Published by Candlewick
Summary: Tola is the youngest of three children living with their grandmother in Lagos, Nigeria. Because of her size and place in the family, Tola is often told she is too small and works hard to prove otherwise. In the first story, she and Grandmommy go to the market and struggle to carry home all their purchases. Next, Tola helps her siblings get water when the water in the apartment isn’t working. She is almost thwarted by some older boys until some kind neighbors turn the tables on the bullies. Finally, Tola saves her friend the tailor when he breaks his leg. Tola has a talent with numbers, and she and her older brother bike all over Lagos to measure people for their new Easter and Eid outfits. Tola is rewarded by the tailor with the beautiful ruffled dress that she has dreamed about. 96 pages; grades 2-4.
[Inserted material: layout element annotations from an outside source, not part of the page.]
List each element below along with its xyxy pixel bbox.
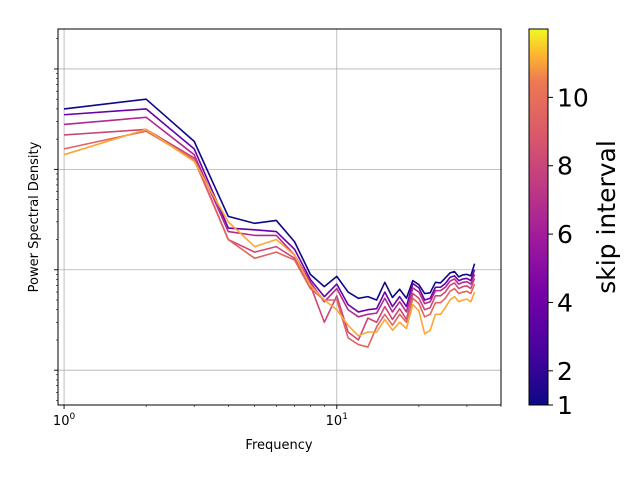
series-line-3 xyxy=(64,116,476,318)
grid-lines xyxy=(58,29,501,405)
series-lines xyxy=(63,98,476,348)
y-axis-label: Power Spectral Density xyxy=(27,141,42,292)
series-line-5 xyxy=(63,130,476,348)
series-line-4 xyxy=(64,128,476,341)
colorbar-tick-label: 1 xyxy=(557,391,573,420)
series-line-1 xyxy=(63,98,476,301)
colorbar-tick-label: 6 xyxy=(557,220,573,249)
colorbar xyxy=(528,28,549,406)
axis-ticks: 100 101 xyxy=(53,38,502,429)
colorbar-tick-label: 4 xyxy=(557,288,573,317)
colorbar-label: skip interval xyxy=(592,140,621,294)
x-tick-label: 101 xyxy=(326,412,348,429)
colorbar-tick-label: 8 xyxy=(557,152,573,181)
colorbar-tick-label: 10 xyxy=(557,83,589,112)
series-line-6 xyxy=(63,128,476,337)
series-line-2 xyxy=(64,108,476,313)
x-axis-label: Frequency xyxy=(245,438,312,453)
colorbar-ticks: 1 2 4 6 8 10 xyxy=(548,83,589,420)
plot-frame xyxy=(57,28,502,406)
x-tick-label: 100 xyxy=(53,412,76,429)
colorbar-tick-label: 2 xyxy=(557,357,573,386)
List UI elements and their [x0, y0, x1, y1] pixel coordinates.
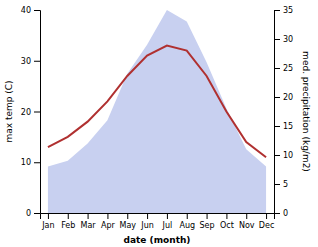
tick-label: 40: [21, 6, 31, 15]
tick-label: 20: [21, 108, 31, 117]
tick: 20: [274, 93, 293, 102]
tick: Nov: [239, 213, 255, 230]
tick: Jun: [140, 213, 154, 230]
tick-mark: [34, 10, 40, 11]
tick: 15: [274, 122, 293, 131]
tick-mark: [274, 126, 280, 127]
tick: 25: [274, 64, 293, 73]
tick-label: 15: [283, 122, 293, 131]
tick: 35: [274, 6, 293, 15]
tick-mark: [107, 213, 108, 219]
tick-label: Oct: [220, 221, 234, 230]
tick-mark: [274, 10, 280, 11]
plot: Jan Feb Mar AprMay Jun Jul Aug Sep Oct Nov Dec 0 10 2…: [4, 6, 311, 245]
x-axis: Jan Feb Mar AprMay Jun Jul Aug Sep Oct Nov Dec: [41, 213, 275, 230]
marks: [48, 10, 266, 213]
tick-mark: [147, 213, 148, 219]
tick: Jan: [41, 213, 54, 230]
tick: Sep: [200, 213, 215, 230]
tick-label: Jun: [140, 221, 154, 230]
tick-mark: [226, 213, 227, 219]
tick: Dec: [259, 213, 274, 230]
tick-label: 0: [283, 209, 288, 218]
axis-line: [41, 214, 275, 220]
tick: Jul: [162, 213, 173, 230]
tick: Oct: [220, 213, 234, 230]
tick-label: Aug: [179, 221, 195, 230]
chart: Jan Feb Mar AprMay Jun Jul Aug Sep Oct Nov Dec 0 10 2…: [0, 0, 318, 247]
tick-mark: [68, 213, 69, 219]
tick-mark: [34, 213, 40, 214]
tick-label: 30: [283, 35, 293, 44]
tick-label: Feb: [61, 221, 75, 230]
y2-axis: 0 5 10 15 20 25 30 35: [274, 6, 293, 218]
tick-mark: [266, 213, 267, 219]
tick-mark: [274, 184, 280, 185]
tick-label: Dec: [259, 221, 274, 230]
chart-container: Jan Feb Mar AprMay Jun Jul Aug Sep Oct Nov Dec 0 10 2…: [0, 0, 318, 247]
tick-label: 20: [283, 93, 293, 102]
tick-label: 30: [21, 57, 31, 66]
tick: 40: [21, 6, 40, 15]
y-axis-title: max temp (C): [4, 80, 14, 142]
tick-label: 10: [283, 151, 293, 160]
tick-label: 10: [21, 158, 31, 167]
axis-line: [275, 11, 281, 214]
y2-axis-title: med. precipitation (kg/m2): [301, 51, 311, 172]
tick-mark: [167, 213, 168, 219]
tick: Mar: [81, 213, 97, 230]
tick-label: Nov: [239, 221, 255, 230]
line: [48, 46, 266, 158]
tick-mark: [34, 61, 40, 62]
tick-mark: [246, 213, 247, 219]
axis-line: [34, 11, 41, 214]
tick-label: 35: [283, 6, 293, 15]
tick-mark: [207, 213, 208, 219]
tick: 30: [274, 35, 293, 44]
tick-mark: [187, 213, 188, 219]
tick: 5: [274, 180, 288, 189]
tick: Apr: [101, 213, 116, 230]
tick-label: Mar: [81, 221, 97, 230]
tick: Aug: [179, 213, 195, 230]
tick: Feb: [61, 213, 75, 230]
tick-label: 25: [283, 64, 293, 73]
tick-mark: [34, 162, 40, 163]
tick: 30: [21, 57, 40, 66]
tick-label: Sep: [200, 221, 215, 230]
tick-mark: [274, 213, 280, 214]
tick-mark: [88, 213, 89, 219]
tick: 10: [21, 158, 40, 167]
tick-mark: [274, 68, 280, 69]
tick-mark: [274, 155, 280, 156]
tick-label: Apr: [101, 221, 116, 230]
x-axis-title: date (month): [124, 235, 191, 245]
tick: 0: [26, 209, 40, 218]
area: [48, 10, 266, 213]
tick-mark: [274, 97, 280, 98]
tick-mark: [274, 39, 280, 40]
tick-mark: [127, 213, 128, 219]
tick-mark: [48, 213, 49, 219]
tick-label: May: [119, 221, 136, 230]
tick-mark: [34, 112, 40, 113]
tick-label: 5: [283, 180, 288, 189]
tick-label: Jul: [162, 221, 173, 230]
tick: 0: [274, 209, 288, 218]
tick: 10: [274, 151, 293, 160]
tick-label: 0: [26, 209, 31, 218]
y-axis: 0 10 20 30 40: [21, 6, 41, 218]
tick: 20: [21, 108, 40, 117]
tick-label: Jan: [41, 221, 54, 230]
tick: May: [119, 213, 136, 230]
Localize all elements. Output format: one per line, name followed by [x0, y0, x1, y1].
Pros: These tales are completely charming, both the stories and the illustrations. Tola and her family live in pretty impoverished circumstances, in a two-room apartment with unreliable water and electricity that is paid for by a father working in England. But her circumstances are described in a very matter-of-fact way, with a much greater emphasis on the love and caring of Tola’s family and community.
Cons: I was really hoping for a bit of backmatter on Lagos and Nigeria–at least a map.
I happened to listen to a TED talk recently that is the perfect complement to this book. If you have fifteen minutes, listen to The Danger of a Single Story by author Chimamanda Ngozi Adichie, who grew up in Lagos.